In 2014, McKinney left his week-day job and returned to Philadelphia full time, working as executive vice president of The Food Trust, a nonprofit dedicated to making sure people have food and nutrition. He was a part of the neighborhood. But during the civil unrest that followed the death of George Floyd in May 2020, McKinney still felt helpless. 

The unrest "happened out my front door," he says. "The buildings that burned, the stores that were shut down? Those were outside my front door. I came out the morning after and saw the president of the other community development organization in the area. He was sweeping."

That was Casey O'Donnell, president and CEO of Impact Services Corporation. McKinney remembers feeling a little envious that O'Donnell, at least, had a role in what was to come. When McKinney learned there was a search for a new executive director at NKCDC, he wrote to the board of directors. "I said 'I'm here. Let's do this.'" They hired him and he put together all he knew about racism and violence, increasing education and civic engagement. "You have to understand all the pieces," he says. "We have to be holistic and comprehensive in our approach or we're not going to be successful." 

McKinney walks two blocks to work and two blocks home, gathering information about the community, listening when people talk. When things burn down, they can go one of two ways, he says. Either the wolves come in, or the community has an opportunity to rebuild. Rebuilding, "is something we've all been fighting for." 

One step to rebuilding is collaboration. McKinney says partnerships are key, including with O'Donnell's organization. "Bill and I met in the street in front of a Rent-A-Center that was burnt down during the riots," recalls O'Donnell. "Firemen were putting out the last of the fire that morning."  
Now they continue to meet twice a week to check in – minimum, O'Donnell says. "We usually end the week together reviewing progress, challenges, course corrections, etc." Collaborations include working together to deploy financial resources provided by the City of Philadelphia from a $7.5 million opioid settlement. 

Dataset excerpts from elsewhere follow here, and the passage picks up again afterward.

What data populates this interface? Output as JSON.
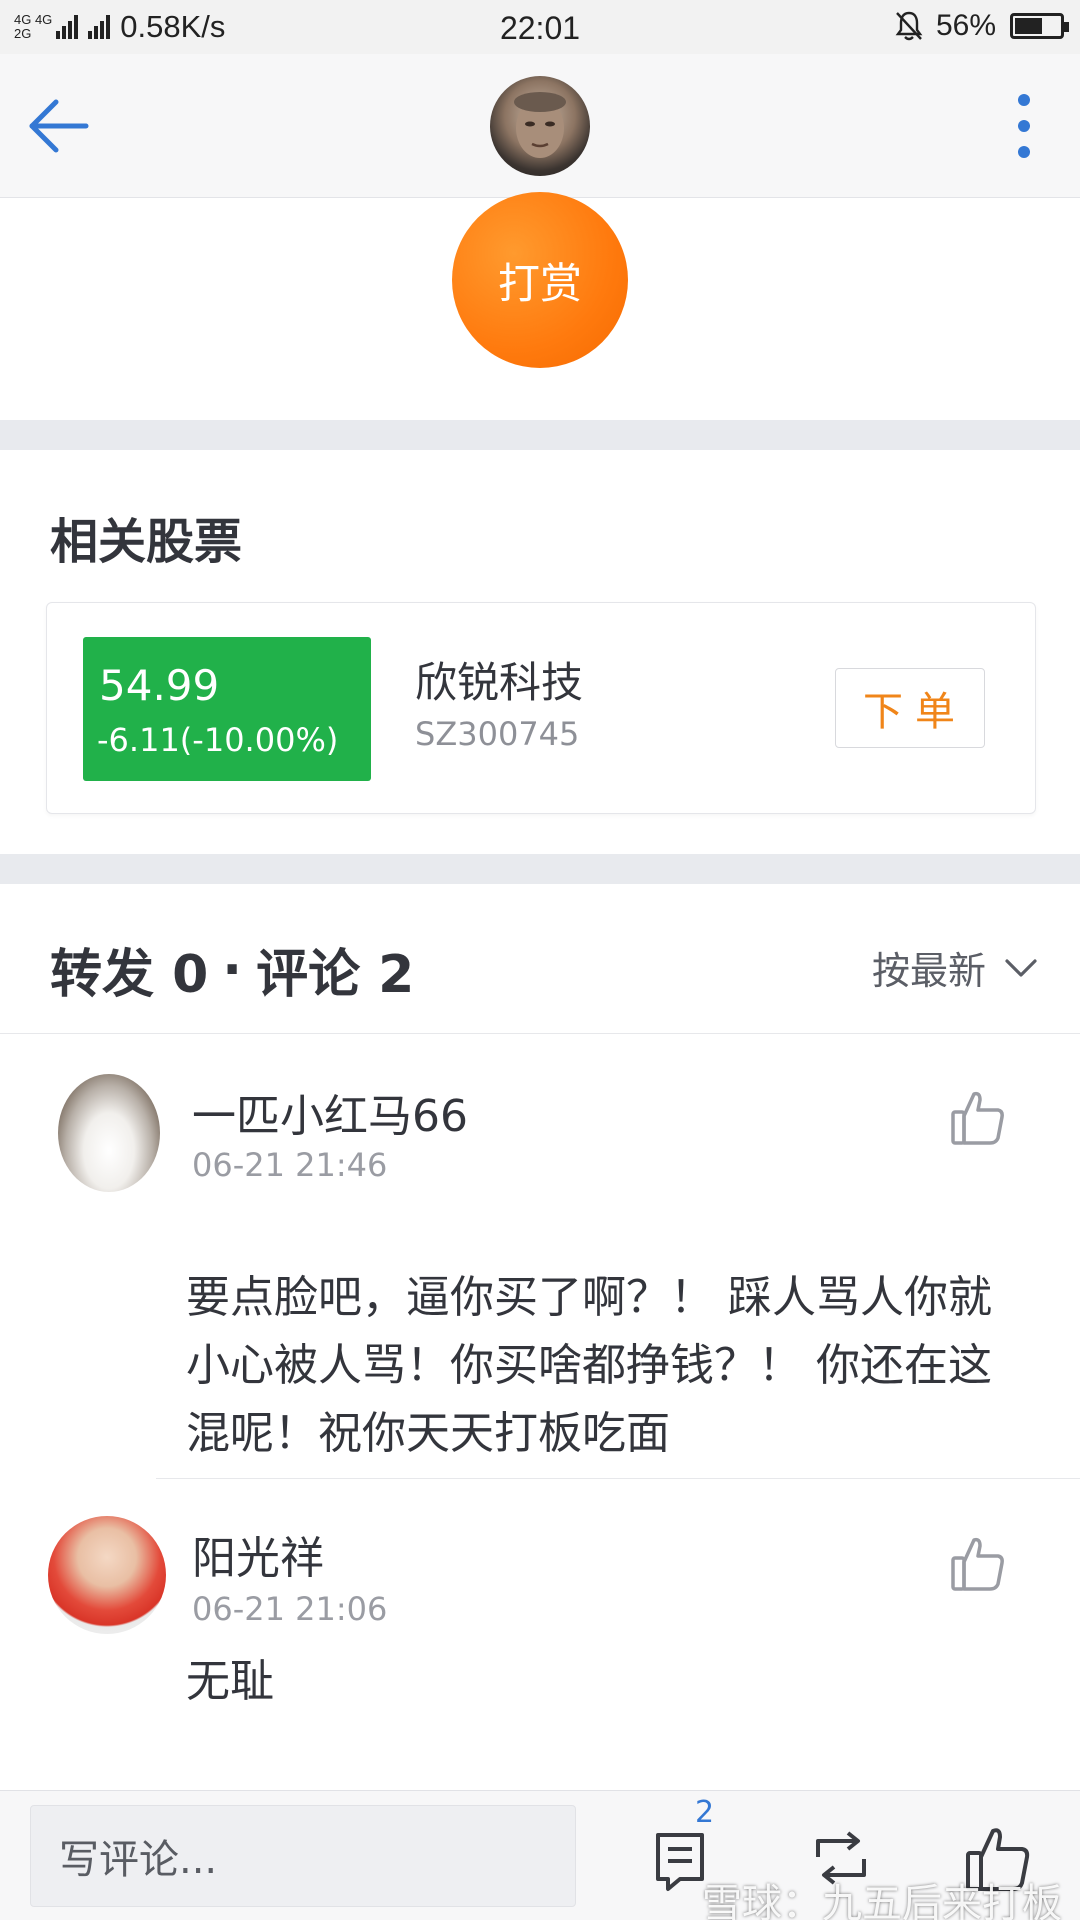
{
  "status_bar": {
    "network_top": "4G 4G",
    "network_bottom": "2G",
    "net_speed": "0.58K/s",
    "time": "22:01",
    "battery": "56%",
    "battery_level": 0.56
  },
  "nav": {
    "back_icon": "arrow-left-icon",
    "more_icon": "more-vertical-icon",
    "accent_color": "#3478d4"
  },
  "reward": {
    "label": "打赏",
    "color": "#ff7a0e"
  },
  "related_stocks": {
    "title": "相关股票",
    "stock": {
      "price": "54.99",
      "change": "-6.11(-10.00%)",
      "name": "欣锐科技",
      "code": "SZ300745",
      "order_label": "下单",
      "price_box_color": "#21b14a"
    }
  },
  "comments": {
    "forward_label": "转发 0",
    "separator": "·",
    "comment_label": "评论 2",
    "sort_label": "按最新",
    "items": [
      {
        "name": "一匹小红马66",
        "time": "06-21 21:46",
        "text": "要点脸吧，逼你买了啊？！ 踩人骂人你就小心被人骂！你买啥都挣钱？！ 你还在这混呢！祝你天天打板吃面"
      },
      {
        "name": "阳光祥",
        "time": "06-21 21:06",
        "text": "无耻"
      }
    ]
  },
  "bottom_bar": {
    "input_placeholder": "写评论...",
    "comment_badge": "2",
    "watermark": "雪球：九五后来打板"
  }
}
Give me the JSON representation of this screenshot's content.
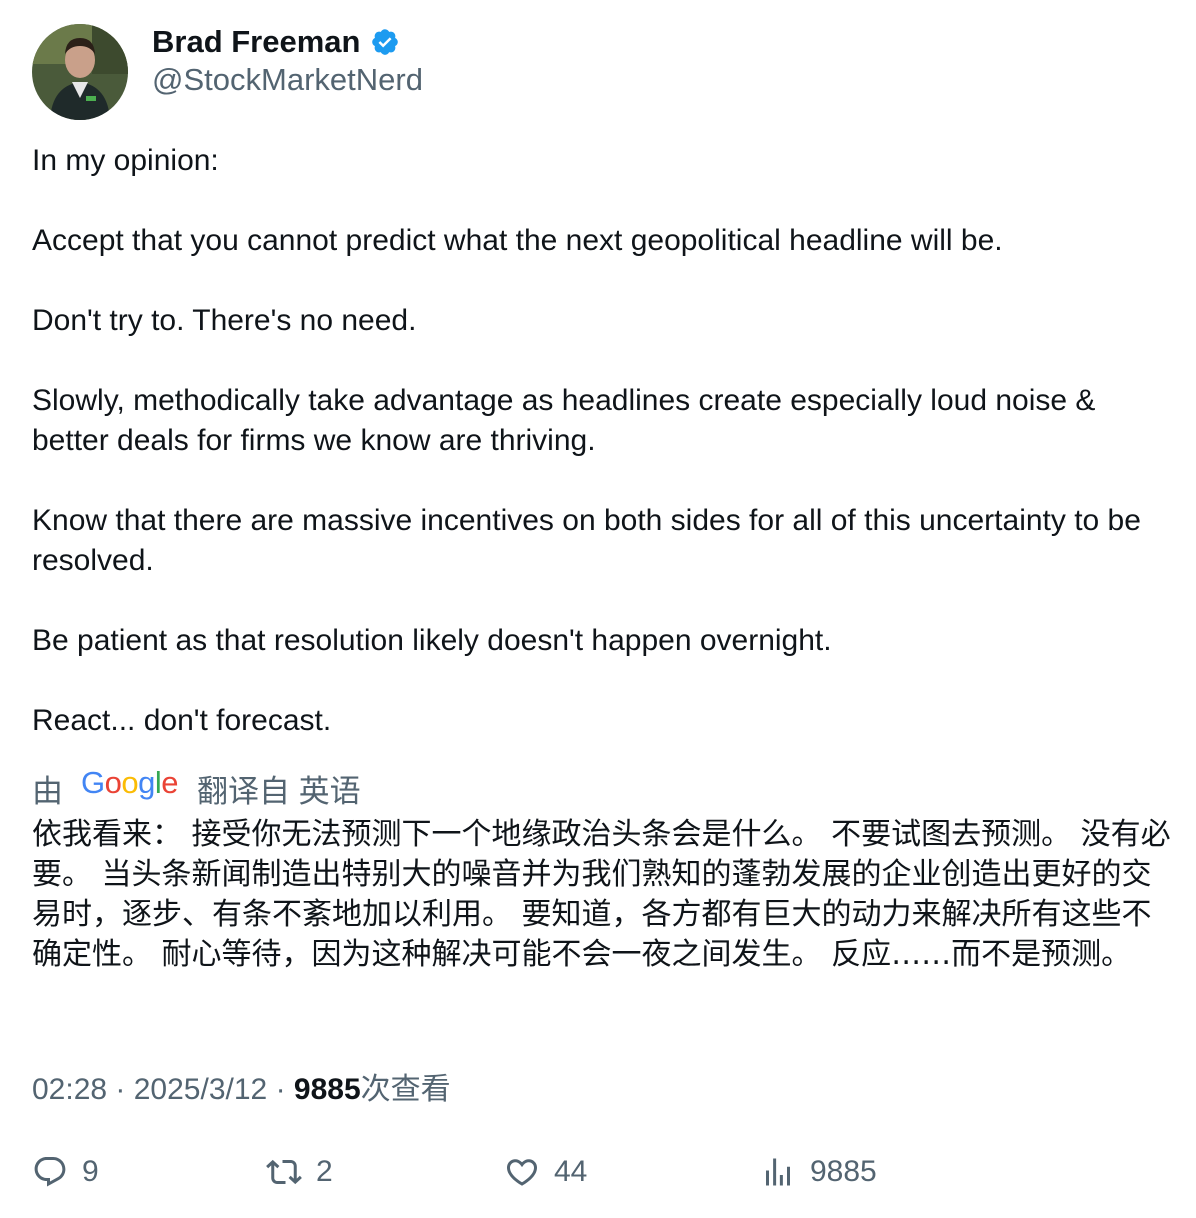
{
  "author": {
    "name": "Brad Freeman",
    "handle": "@StockMarketNerd",
    "verified_color": "#1d9bf0"
  },
  "tweet": {
    "paragraphs": [
      "In my opinion:",
      "Accept that you cannot predict what the next geopolitical headline will be.",
      "Don't try to. There's no need.",
      "Slowly, methodically take advantage as headlines create especially loud noise & better deals for firms we know are thriving.",
      "Know that there are massive incentives on both sides for all of this uncertainty to be resolved.",
      "Be patient as that resolution likely doesn't happen overnight.",
      "React... don't forecast."
    ]
  },
  "translation": {
    "by_label": "由",
    "provider_logo": "Google",
    "source_label": "翻译自 英语",
    "text": "依我看来： 接受你无法预测下一个地缘政治头条会是什么。 不要试图去预测。 没有必要。 当头条新闻制造出特别大的噪音并为我们熟知的蓬勃发展的企业创造出更好的交易时，逐步、有条不紊地加以利用。 要知道，各方都有巨大的动力来解决所有这些不确定性。 耐心等待，因为这种解决可能不会一夜之间发生。 反应……而不是预测。"
  },
  "meta": {
    "time": "02:28",
    "separator": "·",
    "date": "2025/3/12",
    "views_count": "9885",
    "views_label": "次查看"
  },
  "actions": {
    "replies": "9",
    "retweets": "2",
    "likes": "44",
    "views": "9885"
  },
  "colors": {
    "text": "#0f1419",
    "secondary": "#536471",
    "verified": "#1d9bf0"
  }
}
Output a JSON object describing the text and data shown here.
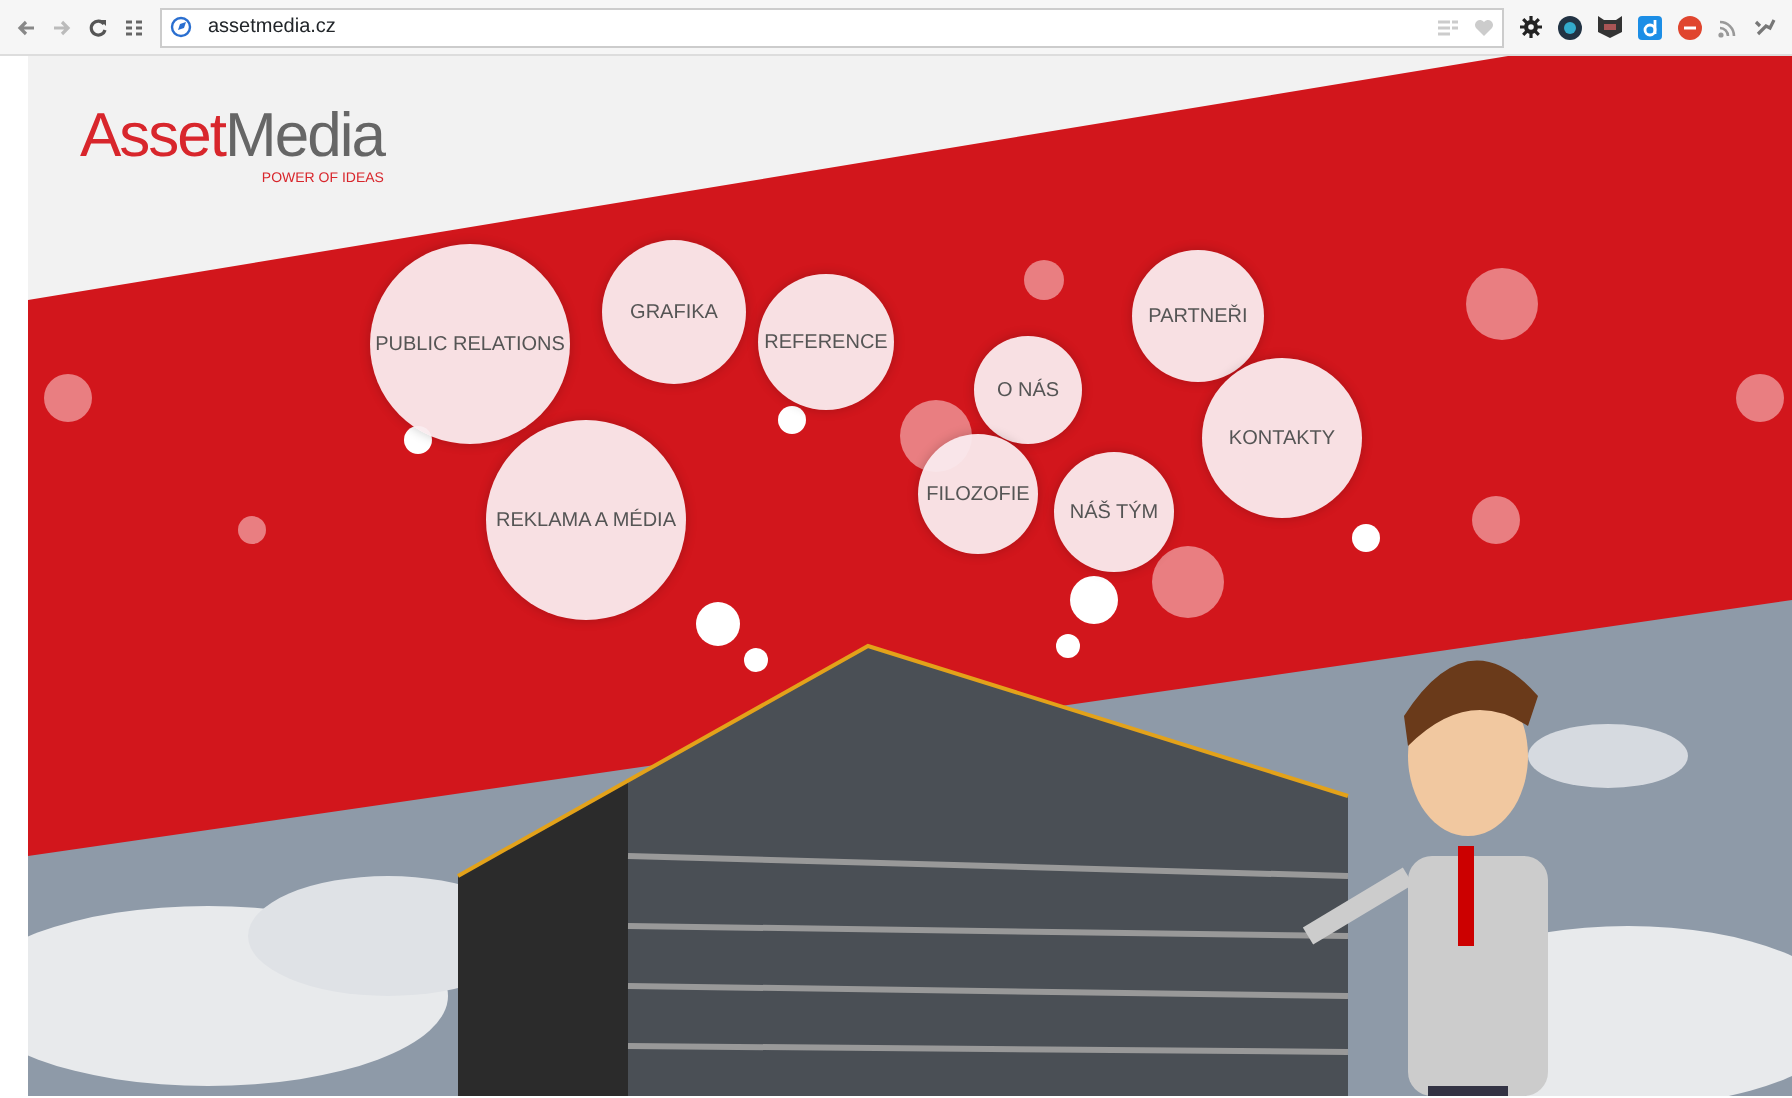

As they worked through plans for opioid funding, New Kensington reached out to the community for input, and got participation – 500 people, a full 10% of those in the community who had voted in the last election came together to share ideas. When they asked the community to engage, it was clear they understood the complexities of the problems – the path of narcotics through their neighborhoods, the people who were unhoused because of them, to name two examples – as evidenced in a recently released report: Planning KensingtonTogether: History, Context, Voices. When they asked the community members to offer solutions, they did. 
 
McKinney sees many of the issues related to the opioid epidemic, "an epidemic that has been amplified by structural racism, classism and most peoples' desires to contain rather than solve the problem," he shared last year during a press conference at the city's opioid settlement press conference. He added that it would take hundreds of millions of dollars to transform Kensington.

But the settlement "will impact thousands of lives and will allow people to continue to establish a foundation that allows for continued and expanded support. Hopefully these specific investments will help those suffering from addiction, from being unsheltered, will help families and children who have suffered for the crime of living here, will help our schools and parks so we can have the same things that everyone in this room wants for themselves and their families." 

McKinney believes that change is possible. "We have a lot to do," he declares. 

But with a committed staff, they are doing it. Last year, NKCDC was approved for a Low-Income Housing Tax Credit building of 44 units. The nonprofit worked with a land bank and got clearance to build 17 single family houses. And they're strategizing to shelter those battling addiction. At the same time, they're working on strategies for the community's commercial corridor, with businesses run by people who live in the neighborhood and reflect the needs of the neighborhood. 

"It's the community vision," McKinney says. "My own vision is for greater community self-determination and whatever we need to do to make that happen is why I'm here."